According to Reuters, Brazil's lower house of Congress voted on Sunday to impeach the current President of Brazil, Dilma Rousseff, for breaking budget laws. Rousseff's opposition was able to gain an outstanding vote count of 324-vote mark that will eventually send her impeachment case to the Senate. They will then proceed to a trial, threatening 13 years of leftist Workers Party rule in the divided nation.
Rousseff has instigated that there is a "coup" planned against her as reported by BBC. Furthermore, there are 25,000 rival protesters rallying in front of the Congress. If the motion is approved by more than two-thirds, the Senate will proceed to decide on the allegations of unlawful activity against her. The decision by Senate will determine Rousseff's future and if guilty, she'll be removed from the office permanently.
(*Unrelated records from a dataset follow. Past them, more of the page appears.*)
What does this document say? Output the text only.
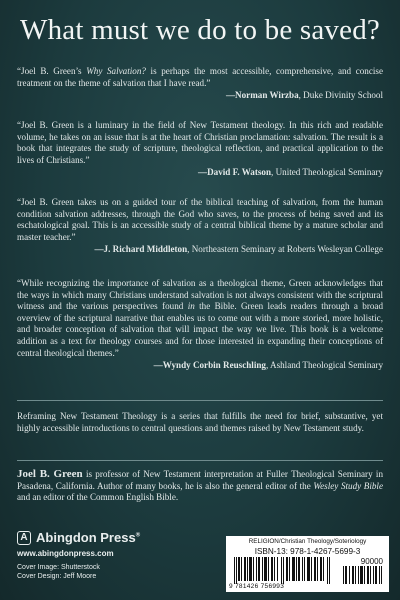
What must we do to be saved?

“Joel B. Green’s Why Salvation? is perhaps the most accessible, comprehensive, and concise treatment on the theme of salvation that I have read.”

—Norman Wirzba, Duke Divinity School

“Joel B. Green is a luminary in the field of New Testament theology. In this rich and readable volume, he takes on an issue that is at the heart of Christian proclamation: salvation. The result is a book that integrates the study of scripture, theological reflection, and practical application to the lives of Christians.”

—David F. Watson, United Theological Seminary

“Joel B. Green takes us on a guided tour of the biblical teaching of salvation, from the human condition salvation addresses, through the God who saves, to the process of being saved and its eschatological goal. This is an accessible study of a central biblical theme by a mature scholar and master teacher.”

—J. Richard Middleton, Northeastern Seminary at Roberts Wesleyan College

“While recognizing the importance of salvation as a theological theme, Green acknowledges that the ways in which many Christians understand salvation is not always consistent with the scriptural witness and the various perspectives found in the Bible. Green leads readers through a broad overview of the scriptural narrative that enables us to come out with a more storied, more holistic, and broader conception of salvation that will impact the way we live. This book is a welcome addition as a text for theology courses and for those interested in expanding their conceptions of central theological themes.”

—Wyndy Corbin Reuschling, Ashland Theological Seminary
Reframing New Testament Theology is a series that fulfills the need for brief, substantive, yet highly accessible introductions to central questions and themes raised by New Testament study.
Joel B. Green is professor of New Testament interpretation at Fuller Theological Seminary in Pasadena, California. Author of many books, he is also the general editor of the Wesley Study Bible and an editor of the Common English Bible.
A Abingdon Press®
www.abingdonpress.com
Cover Image: Shutterstock
Cover Design: Jeff Moore
RELIGION/Christian Theology/Soteriology
ISBN-13: 978-1-4267-5699-3
90000
9 781426 756993
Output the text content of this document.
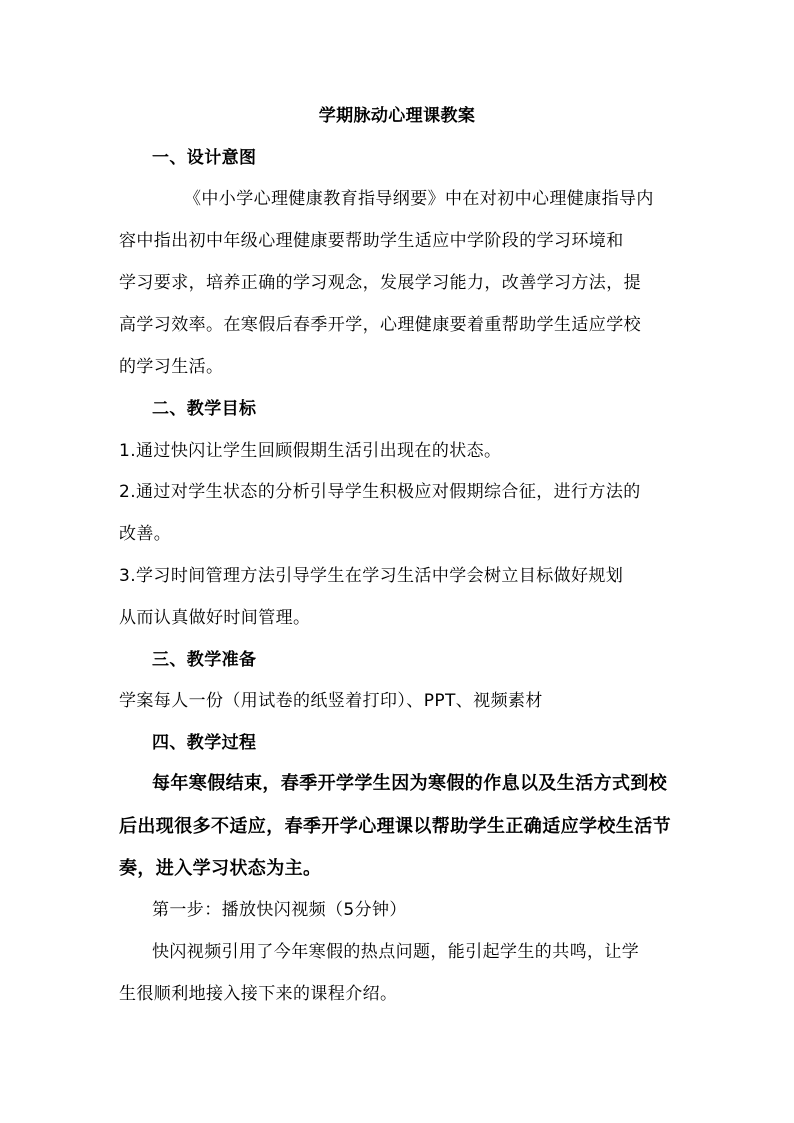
学期脉动心理课教案
一、设计意图
《中小学心理健康教育指导纲要》中在对初中心理健康指导内
容中指出初中年级心理健康要帮助学生适应中学阶段的学习环境和
学习要求，培养正确的学习观念，发展学习能力，改善学习方法，提
高学习效率。在寒假后春季开学，心理健康要着重帮助学生适应学校
的学习生活。
二、教学目标
1.通过快闪让学生回顾假期生活引出现在的状态。
2.通过对学生状态的分析引导学生积极应对假期综合征，进行方法的
改善。
3.学习时间管理方法引导学生在学习生活中学会树立目标做好规划
从而认真做好时间管理。
三、教学准备
学案每人一份（用试卷的纸竖着打印）、PPT、视频素材
四、教学过程
每年寒假结束，春季开学学生因为寒假的作息以及生活方式到校
后出现很多不适应，春季开学心理课以帮助学生正确适应学校生活节
奏，进入学习状态为主。
第一步：播放快闪视频（5分钟）
快闪视频引用了今年寒假的热点问题，能引起学生的共鸣，让学
生很顺利地接入接下来的课程介绍。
In retaliation, a defendant for Rousseff, Afonso Florence, said it would be better if the MPs would have 'democratic conscience' and turn their focus on attacking her opponents who are also having their own charges of corruption. Flocks of supporters of Rousseff can be seen in the country wearing red while her opponents' supporters flash green and yellow, the colors in the flag of Brazil.
Hindustan Times wrote that opinion polls are saying that 60% of Brazilians support the impeachment of Rousseff, who is also known as the first female president of the country. Though she's not been accused of corruption, her government has been tainted by vast graft scandal at state oil company, Petrobras, and the country's economic recession.
Meanwhile, Congresso em Foco, a watch dog in Brasilia, said more than 300 of the legislators who voted for her impeachment are also under investigation for fraud and electoral crimes.Lawmakers say that the next person to be investigated would be speaker Eduardo Cunha, who's alleged of corruption and money laundering.